RELIGIOSIDADE E SAÚDE MENTAL DE TRABALHADORES OFF-SHORE: DIÁLOGOS ENTRE AS CIÊNCIAS DA SAÚDE E DA RELIGIÃO (original) (raw)

Essa pesquisa aborda a relação entre religião, sofrimento e trabalho, constituindo uma interface entre ciências da saúde e ciências da religião. Nas últimas décadas do século XX e início do século XXI o ramo do petróleo tem atraído muitas pessoas para trabalharem em plataformas marítimas nas mais distintas funções. Esse trabalho, em geral, é organizado por escalas de 15 dias ou mais, realizado em confinamento, longe de familiares e amigos. A jornada de trabalho é de 12 horas em média, cumprida no período noturno durante sete dias e diurno nos demais, dentro dos sistemas sociotécnicos complexos e perigosos eivados de riscos químicos, físicos, biológicos e de acidentes. A adaptação a essa forma de trabalho, portanto, é muitas vezes dura, mesmo que as remunerações sejam recompensadoras. Nesses ambientes de confinamento, alto risco, jornada intensa e condições de trabalho penosas, muitos trabalhadores recorrem à religião, de forma que organizam encontros para realização de cultos e vivências religiosas, independente de doutrina, denominação ou tradição. O objetivo dessa pesquisa então é analisar as vivências e expressões da religião em trabalhadores nesses regimes de confinamento e sua relação com o sofrimento e a saúde mental.

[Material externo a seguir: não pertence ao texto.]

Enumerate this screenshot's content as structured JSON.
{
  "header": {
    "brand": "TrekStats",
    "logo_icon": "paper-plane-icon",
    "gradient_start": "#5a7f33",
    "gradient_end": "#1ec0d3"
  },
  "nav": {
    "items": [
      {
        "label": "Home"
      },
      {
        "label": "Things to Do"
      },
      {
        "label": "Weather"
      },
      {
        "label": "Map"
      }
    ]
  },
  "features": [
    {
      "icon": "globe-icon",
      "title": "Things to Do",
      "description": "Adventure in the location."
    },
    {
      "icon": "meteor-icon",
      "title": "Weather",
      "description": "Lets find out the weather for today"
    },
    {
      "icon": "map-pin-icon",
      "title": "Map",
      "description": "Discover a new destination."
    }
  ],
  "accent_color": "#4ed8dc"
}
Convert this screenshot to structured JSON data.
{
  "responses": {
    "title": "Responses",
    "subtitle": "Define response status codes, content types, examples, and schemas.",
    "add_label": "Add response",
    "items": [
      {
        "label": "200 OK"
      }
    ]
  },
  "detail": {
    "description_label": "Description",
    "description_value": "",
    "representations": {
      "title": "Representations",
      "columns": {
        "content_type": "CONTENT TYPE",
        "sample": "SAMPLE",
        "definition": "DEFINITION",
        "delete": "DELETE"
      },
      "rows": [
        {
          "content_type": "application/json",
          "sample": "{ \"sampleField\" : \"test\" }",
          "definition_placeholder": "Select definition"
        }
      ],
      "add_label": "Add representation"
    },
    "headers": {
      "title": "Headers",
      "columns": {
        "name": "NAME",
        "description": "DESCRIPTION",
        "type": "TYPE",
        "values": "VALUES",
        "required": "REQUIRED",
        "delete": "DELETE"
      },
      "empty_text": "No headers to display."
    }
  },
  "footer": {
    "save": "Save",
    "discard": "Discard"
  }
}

Trata-se de uma pesquisa qualitativa, realizada no cenário da Bacia de Campos-RJ, que produz 80% do petróleo nacional. Foram realizadas entrevistas individuais e grupos focais com trabalhadores de plataforma marítima, com mais de dez anos de experiência e que promovem cultos durante o período de embarque. Os resultados preliminares permitem elucidar o quanto a religião nesses espaços de trabalho é uma saída encontrada pelos trabalhadores para produzir sentido e obter suporte para as situações de sofrimento que enfrentam, tal qual a saudade dos familiares e amigos, preocupações, angústias, medos e ansiedades. Muitos trabalhadores reafirmam sua identidade religiosa nesse processo, o que acaba protegendo o trabalhador de uma descompensação psiquiátrica, na medida em que contribui para a saúde mental. Assim, em última instância, a vivência da religião “em alto mar” pode servir de apoio para que se efetive o rendimento esperado pela empresa, servindo mais como uma estratégia de sobrevivência dos trabalhadores – “o suspiro dos embarcados” – em meio às suas precárias condições.